Ford solved their problem by adding injectors back into the manifold for the new engine.

Going to be interesting to get a close look at that and how they implement it going between direct and port injected.

UD
 
Originally Posted By: UncleDave
Direct injection is tough on oil because the direct injection pump creates a tremendous amount of pressure and is almost always driven off the crank or a cam assembly -

This high pressure pump is key to making the whole thing work.

This " squeeze" put a tremendous load 2000psi + on the local part and shears the oil.
This is why particulate contamination is so critical on DI engines.

likewise lots of chain is kept under tension and a fair amount of load to turn against the valve springs and resistance so every time that chain crosses the sprocket its squeezing oil - multiply this by lots of chains and sprockets and guides and you have shear occurring.

UD




That's interesting, something I never considered. What about the carbon build up problems, did they get those resolved?
 
I own a 2011 sonata. First generation DI. First owner went 3000+ miles between changes.
I go 7000 with Quaker state Dino 5w20, which is OEM oil. 7500 is recommended interval.
Car has 58000 on it. Burns maybe 1/3 quart between changes. Hard on oil? Yes, but not any worse than other engines.
Main weak point is carbon in intake and injectors. I clean the throttle body and use good injector cleaner regularly . Also use top tier Costco fuel.
With a 120000 mile , 10 year engine warranty, I'll take my chances on longer oil changes.
I won't own it past 100000 anyway. I'm buying another . At almost 40 mpg on the highway, I wouldn't own any other kind of engine until battery or fuel cell technology gets better.
DI is the present and future. Get used to it.
 
Originally Posted By: MinamiKotaro
UOAs on direct-injection engines come back fine. Some are flagged with caution for fuel %, but I've yet to see a DI engine that has trashed its oil in a recommended change interval.


Then you have not been watching 3.6 GM, 1.4L Turbo GM or Ford 3.5EB.

I've seen some 3.5EB that the IOLM called for 10,000 mi change and TBN was 0.1-0.3 on a synthetic with iron over 100 ppm. I've also seen some that went 10,000 mi with 1.0-2.0 TBN and sub-20 ppm iron on blends.
 
Originally Posted By: UncleDave
Direct injection is tough on oil because the direct injection pump creates a tremendous amount of pressure and is almost always driven off the crank or a cam assembly -

This high pressure pump is key to making the whole thing work.

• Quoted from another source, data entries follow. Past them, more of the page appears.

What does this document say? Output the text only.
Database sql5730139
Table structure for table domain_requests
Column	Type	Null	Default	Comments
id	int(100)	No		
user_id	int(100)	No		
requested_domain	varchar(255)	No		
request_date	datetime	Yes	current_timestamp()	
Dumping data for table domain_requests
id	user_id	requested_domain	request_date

This " squeeze" put a tremendous load 2000psi + on the local part and shears the oil.
This is why particulate contamination is so critical on DI engines.

likewise lots of chain is kept under tension and a fair amount of load to turn against the valve springs and resistance so every time that chain crosses the sprocket its squeezing oil - multiply this by lots of chains and sprockets and guides and you have shear occurring.

UD



Sorry, but aren't gasoline DI pumps electric? Every photo I've seen of DI pump who's a plastic body that would be mounted outside the engine.